In a year such as this one, I can’t think of a greater gift for a person of any age to have than discernment. We are being bombarded with propaganda and information from all directions and it is often difficult to sort out. More disturbing is the brainwashing of our youth, especially if they haven’t been taught the first thing about discernment.
Often used as a “religious” term, discernment is imperative to any aspect of our lives. A more secular definition is as follows, from Wiktionary:
The ability to distinguish; judgment; Discrimination; To distinguish between things; To perceive differences that exist; The condition of understanding; Aesthetic discrimination; taste, appreciation; Perceptiveness; The ability to make wise judgments; sagacity; Discretion in judging objectively.
Many of today’s issues are not what they appear to be on the surface, and using discernment, we can make a far superior judgment. A recent example would be the Wikileaks story and its’ founder, Julian Assange.
Many have praised his action to release secret documents, exposing our government in many areas and naming names. The discerning person would hesitate to make a call on that without looking much further. What is Assange’s background? Political leanings? Associates? What might be his motive in releasing information like this? What about the editing of the information and the advice of media sources before it was released? All of these factors have to be considered, as they affect the issue dramatically.
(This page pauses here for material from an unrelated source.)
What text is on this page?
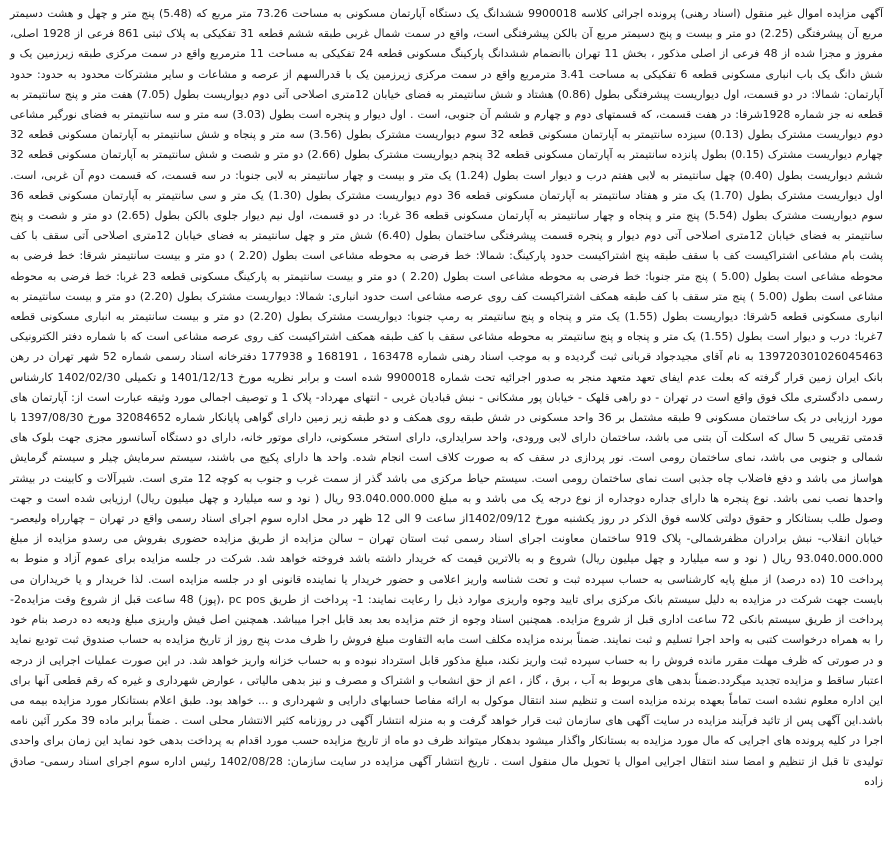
آگهی مزایده اموال غیر منقول (اسناد رهنی) پرونده اجرائی کلاسه 9900018 ششدانگ یک دستگاه آپارتمان مسکونی به مساحت 73.26 متر مربع که (5.48) پنج متر و چهل و هشت دسیمتر مربع آن پیشرفتگی (2.25) دو متر و بیست و پنج دسیمتر مربع آن بالکن پیشرفتگی است، واقع در سمت شمال غربی طبقه ششم قطعه 31 تفکیکی به پلاک ثبتی 861 فرعی از 1928 اصلی، مفروز و مجزا شده از 48 فرعی از اصلی مذکور ، بخش 11 تهران باانضمام ششدانگ پارکینگ مسکونی قطعه 24 تفکیکی به مساحت 11 مترمربع واقع در سمت مرکزی طبقه زیرزمین یک و شش دانگ یک باب انباری مسکونی قطعه 6 تفکیکی به مساحت 3.41 مترمربع واقع در سمت مرکزی زیرزمین یک با قدرالسهم از عرصه و مشاعات و سایر مشترکات محدود به حدود: حدود آپارتمان: شمالا: در دو قسمت، اول دیواریست پیشرفتگی بطول (0.86) هشتاد و شش سانتیمتر به فضای خیابان 12متری اصلاحی آتی دوم دیواریست بطول (7.05) هفت متر و پنج سانتیمتر به قطعه نه جز شماره 1928شرقا: در هفت قسمت، که قسمتهای دوم و چهارم و ششم آن جنوبی، است . اول دیوار و پنجره است بطول (3.03) سه متر و سه سانتیمتر به فضا‌ی نورگیر مشاعی دوم دیواریست مشترک بطول (0.13) سیزده سانتیمتر به آپارتمان مسکونی قطعه 32 سوم دیواریست مشترک بطول (3.56) سه متر و پنجاه و شش سانتیمتر به آپارتمان مسکونی قطعه 32 چهارم دیواریست مشترک (0.15) بطول پانزده سانتیمتر به آپارتمان مسکونی قطعه 32 پنجم دیواریست مشترک بطول (2.66) دو متر و شصت و شش سانتیمتر به آپارتمان مسکونی قطعه 32 ششم دیواریست بطول (0.40) چهل سانتیمتر به لابی هفتم درب و دیوار است بطول (1.24) یک متر و بیست و چهار سانتیمتر به لابی جنوبا: در سه قسمت، که قسمت دوم آن غربی، است. اول دیواریست مشترک بطول (1.70) یک متر و هفتاد سانتیمتر به آپارتمان مسکونی قطعه 36 دوم دیواریست مشترک بطول (1.30) یک متر و سی سانتیمتر به آپارتمان مسکونی قطعه 36 سوم دیواریست مشترک بطول (5.54) پنج متر و پنجاه و چهار سانتیمتر به آپارتمان مسکونی قطعه 36 غربا: در دو قسمت، اول نیم دیوار جلوی بالکن بطول (2.65) دو متر و شصت و پنج سانتیمتر به فضای خیابان 12متری اصلاحی آتی دوم دیوار و پنجره قسمت پیشرفتگی ساختمان بطول (6.40) شش متر و چهل سانتیمتر به فضای خیابان 12متری اصلاحی آتی سقف با کف پشت بام مشاعی اشتراکیست کف با سقف طبقه پنج اشتراکیست حدود پارکینگ: شمالا: خط فرضی به محوطه مشاعی است بطول (2.20 ) دو متر و بیست سانتیمتر شرقا: خط فرضی به محوطه مشاعی است بطول (5.00 ) پنج متر جنوبا: خط فرضی به محوطه مشاعی است بطول (2.20 ) دو متر و بیست سانتیمتر به پارکینگ مسکونی قطعه 23 غربا: خط فرضی به محوطه مشاعی است بطول (5.00 ) پنج متر سقف با کف طبقه همکف اشتراکیست کف روی عرصه مشاعی است حدود انباری: شمالا: دیواریست مشترک بطول (2.20) دو متر و بیست سانتیمتر به انباری مسکونی قطعه 5شرقا: دیواریست بطول (1.55) یک متر و پنجاه و پنج سانتیمتر به رمپ جنوبا: دیواریست مشترک بطول (2.20) دو متر و بیست سانتیمتر به انباری مسکونی قطعه 7غربا: درب و دیوار است بطول (1.55) یک متر و پنجاه و پنج سانتیمتر به محوطه مشاعی سقف با کف طبقه همکف اشتراکیست کف روی عرصه مشاعی است که با شماره دفتر الکترونیکی 139720301026045463 به نام آقای مجیدجواد قربانی ثبت گردیده و به موجب اسناد رهنی شماره 163478 ، 168191 و 177938 دفترخانه اسناد رسمی شماره 52 شهر تهران در رهن بانک ایران زمین قرار گرفته که بعلت عدم ایفای تعهد متعهد منجر به صدور اجرائیه تحت شماره 9900018 شده است و برابر نظریه مورخ 1401/12/13 و تکمیلی 1402/02/30 کارشناس رسمی دادگستری ملک فوق واقع است در تهران - دو راهی قلهک - خیابان پور مشکانی - نبش قبادیان غربی - انتهای مهرداد- پلاک 1 و توصیف اجمالی مورد وثیقه عبارت است از: آپارتمان های مورد ارزیابی در یک ساختمان مسکونی 9 طبقه مشتمل بر 36 واحد مسکونی در شش طبقه روی همکف و دو طبقه زیر زمین دارای گواهی پایانکار شماره 32084652 مورخ 1397/08/30 با قدمتی تقریبی 5 سال که اسکلت آن بتنی می باشد، ساختمان دارای لابی ورودی، واحد سرایداری، دارای استخر مسکونی، دارای موتور خانه، دارای دو دستگاه آسانسور مجزی جهت بلوک های شمالی و جنوبی می باشد، نمای ساختمان رومی است. نور پردازی در سقف که به صورت کلاف است انجام شده. واحد ها دارای پکیج می باشند، سیستم سرمایش چیلر و سیستم گرمایش هواساز می باشد و دفع فاضلاب چاه جذبی است نمای ساختمان رومی است. سیستم حیاط مرکزی می باشد گذر از سمت غرب و جنوب به کوچه 12 متری است. شیرآلات و کابینت در بیشتر واحدها نصب نمی باشد. نوع پنجره ها دارای جداره دوجداره از نوع درجه یک می باشد و به مبلغ 93.040.000.000 ریال ( نود و سه میلیارد و چهل میلیون ریال) ارزیابی شده است و جهت وصول طلب بستانکار و حقوق دولتی کلاسه فوق الذکر در روز یکشنبه مورخ 1402/09/12از ساعت 9 الی 12 ظهر در محل اداره سوم اجرای اسناد رسمی واقع در تهران – چهارراه ولیعصر- خیابان انقلاب- نبش برادران مظفرشمالی- پلاک 919 ساختمان معاونت اجرای اسناد رسمی ثبت استان تهران – سالن مزایده از طریق مزایده حضوری بفروش می رسدو مزایده از مبلغ 93.040.000.000 ریال ( نود و سه میلیارد و چهل میلیون ریال) شروع و به بالاترین قیمت که خریدار داشته باشد فروخته خواهد شد. شرکت در جلسه مزایده برای عموم آزاد و منوط به پرداخت 10 (ده درصد) از مبلغ پایه کارشناسی به حساب سپرده ثبت و تحت شناسه واریز اعلامی و حضور خریدار یا نماینده قانونی او در جلسه مزایده است. لذا خریدار و یا خریداران می بایست جهت شرکت در مزایده به دلیل سیستم بانک مرکزی برای تایید وجوه واریزی موارد ذیل را رعایت نمایند: 1- پرداخت از طریق pc pos ،(پوز) 48 ساعت قبل از شروع وقت مزایده2- پرداخت از طریق سیستم بانکی 72 ساعت اداری قبل از شروع مزایده. همچنین اسناد وجوه از ختم مزایده بعد بعد قابل اجرا میباشد. همچنین اصل فیش واریزی مبلغ ودیعه ده درصد بنام خود را به همراه درخواست کتبی به واحد اجرا تسلیم و ثبت نمایند. ضمناً برنده مزایده مکلف است مابه التفاوت مبلغ فروش را ظرف مدت پنج روز از تاریخ مزایده به حساب صندوق ثبت تودیع نماید و در صورتی که ظرف مهلت مقرر مانده فروش را به حساب سپرده ثبت واریز نکند، مبلغ مذکور قابل استرداد نبوده و به حساب خزانه واریز خواهد شد. در این صورت عملیات اجرایی از درجه اعتبار ساقط و مزایده تجدید میگردد.ضمناً بدهی های مربوط به آب ، برق ، گاز ، اعم از حق انشعاب و اشتراک و مصرف و نیز بدهی مالیاتی ، عوارض شهرداری و غیره که رقم قطعی آنها برای این اداره معلوم نشده است تماماً بعهده برنده مزایده است و تنظیم سند انتقال موکول به ارائه مفاصا حسابهای دارایی و شهرداری و ... خواهد بود. طبق اعلام بستانکار مورد مزایده بیمه می باشد.این آگهی پس از تائید فرآیند مزایده در سایت آگهی های سازمان ثبت قرار خواهد گرفت و به منزله انتشار آگهی در روزنامه کثیر الانتشار محلی است . ضمناً برابر ماده 39 مکرر آئین نامه اجرا در کلیه پرونده های اجرایی که مال مورد مزایده به بستانکار واگذار میشود بدهکار میتواند ظرف دو ماه از تاریخ مزایده حسب مورد اقدام به پرداخت بدهی خود نماید این زمان برای واحدی تولیدی تا قبل از تنظیم و امضا سند انتقال اجرایی اموال یا تحویل مال منقول است . تاریخ انتشار آگهی مزایده در سایت سازمان: 1402/08/28 رئیس اداره سوم اجرای اسناد رسمی- صادق زاده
Your kids are likely not being taught to be discerning in today’s educational system and radical universities. David Horowitz’s book, Indoctrination U:The Left’s War Against Academic Freedom, shows what a struggle he has had just to attempt to see that students have academic freedoms. Admittedly, many of us would find it difficult not to steer students towards the path we thought was correct, but on many campuses, only one path is even visible. If a student veers from it, they could potentially pay the price. That is definitely not an atmosphere that encourages discernment.
John Taylor Gatto, New York’s Teacher of the Year in 1991 and author of Dumbing Us Down: The Hidden Curriculum of Compulsory Schooling, has written extensively on this problem among others in our educational system. Here is what he has to say about the goals of today’s state controlled schools:
How can you combat the propaganda that your kids are being deluged with? Francine Morrissette has some great suggestions in her article. Here is a sampling:
To discern is to perceive the true nature of something. When we teach children to discern for themselves we give them the tools they need to navigate the world around them and to steer themselves away from influences that can hurt them.
Tell your kids that people who create (whether books, or music, art, or even video games) project their worldview onto their work. Explain that there is a Christian worldview, an atheist worldview, an agnostic worldview (and on and on) and that a person’s worldview “colors” what they say and do. Have your child try to figure out the worldview of their favorite writers and singers and encourage them to share their thoughts about this.
Throughout our lives, there are many who would manipulate us, but using the gift of discernment, we can be much more prepared for it and we can come to much more reasonable conclusions. This type of critical thinking affects our political lives, social lives, and spiritual lives.
This Christmas, my wish for you and your family is to embrace and teach discernment. Share it with your kids, your friends and your co-workers. It is a priceless gift that will guide you for the rest of your life.